Firstly, we use information gain to measure the importance of features. The greater the information gain, the more important the feature is. Suppose the training sample set \(X=\{(x_{1},y_{1}),(x_{2},y_{2}),\ldots ,(x_{N},y_{N})\}\), where \(y_{i}\) is class label of \(x_{i}\), and \(y_{i}\in \{C_{1},C_{2},\ldots ,C_{K}\}\). The information entropy of X is as follows:

$$\begin{aligned} \text {Ent}(X)=-\sum _{k=1}^{K}\frac{|C_{k}|}{N}\log _{2}\frac{|C_{k}|}{N}. \end{aligned}$$
(1)

Suppose the discrete attribute a of X has M different values. Therefore, if a is used to classify X, M subsets will be obtained, which are recorded as \(X^m(m=1,2,\ldots ,M)\), respectively. Then the information gain of attribute a is as follows:

$$\begin{aligned} \text {Gain}(X,a)=\text {Ent}(X)-\sum _{m=1}^{M}\frac{|X^m|}{N}\text {Ent}(X^m). \end{aligned}$$
(2)

Select some features with high information gain as a fixed feature set \(S^{'}\), and the remaining features are denoted as \(S^{''}\).
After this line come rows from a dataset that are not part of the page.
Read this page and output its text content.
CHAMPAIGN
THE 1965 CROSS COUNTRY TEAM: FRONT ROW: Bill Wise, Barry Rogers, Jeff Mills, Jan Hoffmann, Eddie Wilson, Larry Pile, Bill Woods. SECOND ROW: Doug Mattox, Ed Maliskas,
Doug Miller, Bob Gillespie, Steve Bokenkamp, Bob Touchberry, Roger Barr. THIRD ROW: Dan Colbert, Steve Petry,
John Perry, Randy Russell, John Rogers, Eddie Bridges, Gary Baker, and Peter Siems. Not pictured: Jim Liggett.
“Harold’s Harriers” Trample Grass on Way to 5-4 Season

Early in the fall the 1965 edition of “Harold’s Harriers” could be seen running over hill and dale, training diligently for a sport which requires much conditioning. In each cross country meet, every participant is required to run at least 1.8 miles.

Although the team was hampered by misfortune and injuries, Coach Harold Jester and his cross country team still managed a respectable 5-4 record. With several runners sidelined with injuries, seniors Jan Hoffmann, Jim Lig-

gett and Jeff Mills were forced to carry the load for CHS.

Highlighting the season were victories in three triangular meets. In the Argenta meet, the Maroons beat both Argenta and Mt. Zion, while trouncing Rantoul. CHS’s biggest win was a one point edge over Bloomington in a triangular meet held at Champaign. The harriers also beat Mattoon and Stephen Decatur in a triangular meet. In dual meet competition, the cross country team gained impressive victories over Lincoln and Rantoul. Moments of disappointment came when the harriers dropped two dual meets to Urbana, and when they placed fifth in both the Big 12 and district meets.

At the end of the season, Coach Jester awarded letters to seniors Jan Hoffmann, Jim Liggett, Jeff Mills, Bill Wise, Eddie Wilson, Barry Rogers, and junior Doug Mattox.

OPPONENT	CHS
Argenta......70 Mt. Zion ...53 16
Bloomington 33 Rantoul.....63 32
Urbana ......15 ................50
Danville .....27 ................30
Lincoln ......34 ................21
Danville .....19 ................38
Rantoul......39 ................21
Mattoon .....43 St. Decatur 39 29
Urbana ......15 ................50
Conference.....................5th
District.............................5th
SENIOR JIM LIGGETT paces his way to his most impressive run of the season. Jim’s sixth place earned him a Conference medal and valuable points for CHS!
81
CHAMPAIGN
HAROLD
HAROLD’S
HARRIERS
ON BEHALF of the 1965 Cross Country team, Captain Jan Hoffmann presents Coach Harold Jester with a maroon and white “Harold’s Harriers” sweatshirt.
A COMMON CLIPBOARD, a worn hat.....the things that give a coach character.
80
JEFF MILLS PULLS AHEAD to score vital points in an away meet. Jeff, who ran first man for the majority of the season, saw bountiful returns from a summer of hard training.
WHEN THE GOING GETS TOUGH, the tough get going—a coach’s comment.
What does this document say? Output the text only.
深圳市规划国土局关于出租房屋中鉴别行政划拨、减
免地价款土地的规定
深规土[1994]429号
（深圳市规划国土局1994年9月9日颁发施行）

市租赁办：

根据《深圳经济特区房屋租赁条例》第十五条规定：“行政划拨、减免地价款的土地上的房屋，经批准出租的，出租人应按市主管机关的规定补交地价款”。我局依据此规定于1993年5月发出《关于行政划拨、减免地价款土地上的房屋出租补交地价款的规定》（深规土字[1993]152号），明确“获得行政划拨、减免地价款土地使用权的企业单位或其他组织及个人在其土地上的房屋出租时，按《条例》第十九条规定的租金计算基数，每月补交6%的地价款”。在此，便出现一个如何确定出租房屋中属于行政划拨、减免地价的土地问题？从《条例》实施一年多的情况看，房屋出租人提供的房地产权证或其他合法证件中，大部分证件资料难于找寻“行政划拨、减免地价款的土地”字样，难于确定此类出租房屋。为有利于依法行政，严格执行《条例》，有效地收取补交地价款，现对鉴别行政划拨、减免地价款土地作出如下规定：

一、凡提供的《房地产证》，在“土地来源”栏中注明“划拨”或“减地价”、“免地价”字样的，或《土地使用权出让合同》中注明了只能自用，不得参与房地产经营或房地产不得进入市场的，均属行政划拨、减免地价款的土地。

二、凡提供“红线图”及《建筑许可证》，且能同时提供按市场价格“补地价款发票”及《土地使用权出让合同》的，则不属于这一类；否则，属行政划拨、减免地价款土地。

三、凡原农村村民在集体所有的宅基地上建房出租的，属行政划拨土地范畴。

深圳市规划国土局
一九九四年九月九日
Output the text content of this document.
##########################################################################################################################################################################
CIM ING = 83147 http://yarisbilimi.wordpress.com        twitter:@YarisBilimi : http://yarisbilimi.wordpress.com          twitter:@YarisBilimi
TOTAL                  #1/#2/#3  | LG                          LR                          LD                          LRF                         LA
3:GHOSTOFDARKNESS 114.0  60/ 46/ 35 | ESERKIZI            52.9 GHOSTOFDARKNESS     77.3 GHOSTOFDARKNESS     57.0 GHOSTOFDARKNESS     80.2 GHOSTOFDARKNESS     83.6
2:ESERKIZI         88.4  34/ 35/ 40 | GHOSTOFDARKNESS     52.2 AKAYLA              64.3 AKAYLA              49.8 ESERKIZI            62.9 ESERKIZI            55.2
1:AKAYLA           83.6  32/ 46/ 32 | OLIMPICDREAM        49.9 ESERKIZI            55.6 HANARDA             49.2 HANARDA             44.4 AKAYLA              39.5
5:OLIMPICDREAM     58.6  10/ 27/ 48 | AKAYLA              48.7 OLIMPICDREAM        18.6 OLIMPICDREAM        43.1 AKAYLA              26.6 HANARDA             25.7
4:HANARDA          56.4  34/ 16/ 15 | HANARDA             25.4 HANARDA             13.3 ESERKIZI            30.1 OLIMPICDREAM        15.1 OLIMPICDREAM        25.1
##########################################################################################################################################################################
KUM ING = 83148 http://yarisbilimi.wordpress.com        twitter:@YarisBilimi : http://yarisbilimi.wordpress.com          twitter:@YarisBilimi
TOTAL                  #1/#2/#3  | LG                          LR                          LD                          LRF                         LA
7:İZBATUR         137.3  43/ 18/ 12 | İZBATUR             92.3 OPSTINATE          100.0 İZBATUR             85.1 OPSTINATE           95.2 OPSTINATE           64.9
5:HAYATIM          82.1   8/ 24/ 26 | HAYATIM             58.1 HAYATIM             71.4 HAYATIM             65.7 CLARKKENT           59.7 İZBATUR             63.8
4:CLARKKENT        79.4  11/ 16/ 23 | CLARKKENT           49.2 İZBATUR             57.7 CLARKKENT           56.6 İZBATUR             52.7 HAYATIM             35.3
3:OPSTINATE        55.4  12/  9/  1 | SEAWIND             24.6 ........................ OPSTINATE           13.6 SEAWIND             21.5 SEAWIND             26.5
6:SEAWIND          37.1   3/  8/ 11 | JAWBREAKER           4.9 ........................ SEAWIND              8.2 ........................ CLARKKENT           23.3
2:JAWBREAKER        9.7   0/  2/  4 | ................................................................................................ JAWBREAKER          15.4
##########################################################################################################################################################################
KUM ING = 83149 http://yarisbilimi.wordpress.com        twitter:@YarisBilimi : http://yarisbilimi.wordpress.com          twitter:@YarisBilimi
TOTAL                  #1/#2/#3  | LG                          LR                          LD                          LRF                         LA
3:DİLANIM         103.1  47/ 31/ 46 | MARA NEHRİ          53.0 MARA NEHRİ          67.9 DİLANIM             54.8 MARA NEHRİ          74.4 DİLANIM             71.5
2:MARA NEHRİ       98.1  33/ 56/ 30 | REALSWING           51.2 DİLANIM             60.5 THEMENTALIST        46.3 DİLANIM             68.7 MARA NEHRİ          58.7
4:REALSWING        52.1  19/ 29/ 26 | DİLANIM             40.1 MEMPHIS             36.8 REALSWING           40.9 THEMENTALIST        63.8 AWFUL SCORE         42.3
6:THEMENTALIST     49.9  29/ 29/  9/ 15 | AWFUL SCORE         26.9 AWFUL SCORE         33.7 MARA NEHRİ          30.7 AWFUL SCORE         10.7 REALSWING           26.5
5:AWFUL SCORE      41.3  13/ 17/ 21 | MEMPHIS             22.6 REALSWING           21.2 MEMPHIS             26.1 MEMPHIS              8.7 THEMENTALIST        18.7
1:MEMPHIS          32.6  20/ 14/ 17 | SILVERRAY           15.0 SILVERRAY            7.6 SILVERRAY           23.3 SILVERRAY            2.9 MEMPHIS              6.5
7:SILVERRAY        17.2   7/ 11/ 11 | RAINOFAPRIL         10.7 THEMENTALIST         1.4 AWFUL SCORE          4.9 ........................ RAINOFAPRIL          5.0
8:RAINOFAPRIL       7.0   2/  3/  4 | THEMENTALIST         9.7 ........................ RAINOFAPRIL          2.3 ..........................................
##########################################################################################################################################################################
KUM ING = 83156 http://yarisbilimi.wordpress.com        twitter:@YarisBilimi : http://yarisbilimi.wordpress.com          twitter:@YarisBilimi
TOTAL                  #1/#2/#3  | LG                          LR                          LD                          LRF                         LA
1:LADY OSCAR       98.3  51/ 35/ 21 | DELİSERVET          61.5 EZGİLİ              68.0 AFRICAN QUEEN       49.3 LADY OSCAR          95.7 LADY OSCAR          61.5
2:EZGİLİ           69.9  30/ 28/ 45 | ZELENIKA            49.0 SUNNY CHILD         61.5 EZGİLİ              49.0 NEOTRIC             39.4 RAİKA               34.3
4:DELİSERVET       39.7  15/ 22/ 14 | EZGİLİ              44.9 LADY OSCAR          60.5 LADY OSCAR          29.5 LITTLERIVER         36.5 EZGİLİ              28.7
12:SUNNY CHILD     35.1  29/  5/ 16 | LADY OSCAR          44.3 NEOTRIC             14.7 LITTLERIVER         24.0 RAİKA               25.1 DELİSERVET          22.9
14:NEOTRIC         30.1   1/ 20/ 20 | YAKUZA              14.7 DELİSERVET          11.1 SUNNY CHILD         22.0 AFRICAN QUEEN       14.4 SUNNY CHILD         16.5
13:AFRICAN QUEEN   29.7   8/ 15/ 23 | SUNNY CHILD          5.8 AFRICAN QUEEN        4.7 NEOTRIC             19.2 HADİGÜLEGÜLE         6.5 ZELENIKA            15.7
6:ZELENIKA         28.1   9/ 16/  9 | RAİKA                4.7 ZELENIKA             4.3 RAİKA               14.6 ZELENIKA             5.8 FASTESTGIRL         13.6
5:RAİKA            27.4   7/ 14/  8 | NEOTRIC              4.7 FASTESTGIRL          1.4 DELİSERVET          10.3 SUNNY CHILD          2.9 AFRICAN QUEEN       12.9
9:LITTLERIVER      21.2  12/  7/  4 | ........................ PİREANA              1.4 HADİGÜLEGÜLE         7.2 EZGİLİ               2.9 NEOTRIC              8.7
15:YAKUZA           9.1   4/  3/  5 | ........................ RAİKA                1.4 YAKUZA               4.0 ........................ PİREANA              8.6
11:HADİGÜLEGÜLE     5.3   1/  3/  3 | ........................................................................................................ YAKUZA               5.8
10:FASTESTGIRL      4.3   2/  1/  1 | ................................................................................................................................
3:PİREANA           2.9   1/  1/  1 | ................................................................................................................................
Besides, bootstrap sampling is used to extract some feature subsets \(S^{''}_{1},S^{''}_{2},\ldots ,S^{''}_{O}\) from \(S^{''}\). Finally, we can get the subspace set \(S=\{S_{1},S_{2},\ldots ,S_{O}\}\), where

$$\begin{aligned} S_{o}=S^{'} \cup S^{''}_{o}. \end{aligned}$$
(3)

Local selection process of ensemble learning

The local selection is an iterative process, and an appropriate base classifier will be selected in each round. We use the idea of AdaBoost to focus the basic classifiers selected in each round on those samples that are difficult to classify, so as to improve the classification accuracy.

Local AdaBoost

The idea of AdaBoost is to increase the weight of samples incorrectly classified by the previous round and reduce the weight of samples correctly classified. In the q-th iteration of AdaBoost, the training error \(\epsilon _{q}\) of base classifier gained according to Eq. (1). In the calculation of \(\epsilon _{q}\), the training samples are independent of each other, so it can be regarded as a global measure of classifier performance. Generally, the performance of a classifier at one sample is closely related to its performance at samples in the neighborhood of this sample. In order to explore the classification performance of the classifier at each sample, we design a local error to measure the classification ability. Based on the local error, we can further obtain the local weight of the classifier, so as to update the sample weight. In the following, the key steps involved in the designed local AdaBoost algorithm are introduced.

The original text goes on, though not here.